Scientific hypothesis generation is a fundamentally challenging task in
research, requiring the synthesis of novel and empirically grounded insights.
Traditional approaches rely on human intuition and domain expertise, while
purely large language model (LLM) based methods often struggle to produce
hypotheses that are both innovative and reliable. To address these limitations,
we propose the Monte Carlo Nash Equilibrium Self-Refine Tree (MC-NEST), a novel
framework that integrates Monte Carlo Tree Search with Nash Equilibrium
strategies to iteratively refine and validate hypotheses. MC-NEST dynamically
balances exploration and exploitation through adaptive sampling strategies,
which prioritize high-potential hypotheses while maintaining diversity in the
search space. We demonstrate the effectiveness of MC-NEST through comprehensive
experiments across multiple domains, including biomedicine, social science, and
computer science. MC-NEST achieves average scores of 2.65, 2.74, and 2.80 (on a
1-3 scale) for novelty, clarity, significance, and verifiability metrics on the
social science, computer science, and biomedicine datasets, respectively,
outperforming state-of-the-art prompt-based methods, which achieve 2.36, 2.51,
and 2.52 on the same datasets. These results underscore MC-NEST's ability to
generate high-quality, empirically grounded hypotheses across diverse domains.

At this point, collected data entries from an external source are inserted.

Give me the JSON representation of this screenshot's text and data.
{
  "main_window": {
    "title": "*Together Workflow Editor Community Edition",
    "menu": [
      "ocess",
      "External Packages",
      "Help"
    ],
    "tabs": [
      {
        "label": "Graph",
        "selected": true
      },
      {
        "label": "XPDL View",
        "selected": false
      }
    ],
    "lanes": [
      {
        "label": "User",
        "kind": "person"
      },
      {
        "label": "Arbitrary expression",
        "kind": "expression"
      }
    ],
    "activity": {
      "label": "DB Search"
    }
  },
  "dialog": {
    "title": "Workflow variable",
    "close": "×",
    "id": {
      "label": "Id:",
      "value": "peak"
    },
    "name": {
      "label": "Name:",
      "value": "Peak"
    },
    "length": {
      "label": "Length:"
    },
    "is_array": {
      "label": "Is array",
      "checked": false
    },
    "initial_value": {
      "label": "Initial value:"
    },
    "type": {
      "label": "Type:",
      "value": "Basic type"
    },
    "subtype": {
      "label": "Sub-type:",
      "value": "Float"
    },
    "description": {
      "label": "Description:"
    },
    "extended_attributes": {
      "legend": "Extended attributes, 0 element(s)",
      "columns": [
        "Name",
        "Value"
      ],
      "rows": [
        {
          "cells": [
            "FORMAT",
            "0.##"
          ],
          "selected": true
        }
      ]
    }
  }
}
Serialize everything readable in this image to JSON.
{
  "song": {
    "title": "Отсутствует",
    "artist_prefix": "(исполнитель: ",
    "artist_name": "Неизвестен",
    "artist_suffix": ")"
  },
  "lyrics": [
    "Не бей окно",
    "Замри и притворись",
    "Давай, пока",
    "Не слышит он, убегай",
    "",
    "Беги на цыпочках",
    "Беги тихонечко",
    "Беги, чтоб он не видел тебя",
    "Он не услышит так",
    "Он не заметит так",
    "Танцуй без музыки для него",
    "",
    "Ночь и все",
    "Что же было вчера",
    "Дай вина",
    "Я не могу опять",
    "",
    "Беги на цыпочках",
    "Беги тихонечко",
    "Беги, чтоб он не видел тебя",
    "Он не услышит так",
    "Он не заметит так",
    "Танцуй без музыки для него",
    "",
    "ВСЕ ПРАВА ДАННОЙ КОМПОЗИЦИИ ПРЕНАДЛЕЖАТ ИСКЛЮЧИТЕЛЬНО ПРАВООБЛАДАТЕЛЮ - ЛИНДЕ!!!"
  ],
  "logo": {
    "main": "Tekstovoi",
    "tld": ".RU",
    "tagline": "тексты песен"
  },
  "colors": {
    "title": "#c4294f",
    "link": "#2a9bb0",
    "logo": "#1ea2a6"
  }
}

Furthermore, MC-NEST facilitates structured human-AI collaboration, ensuring
that LLMs augment human creativity rather than replace it. By addressing key
challenges such as iterative refinement and the exploration-exploitation
balance, MC-NEST sets a new benchmark in automated hypothesis generation.
Additionally, MC-NEST's ethical design enables responsible AI use, emphasizing
transparency and human supervision in hypothesis generation.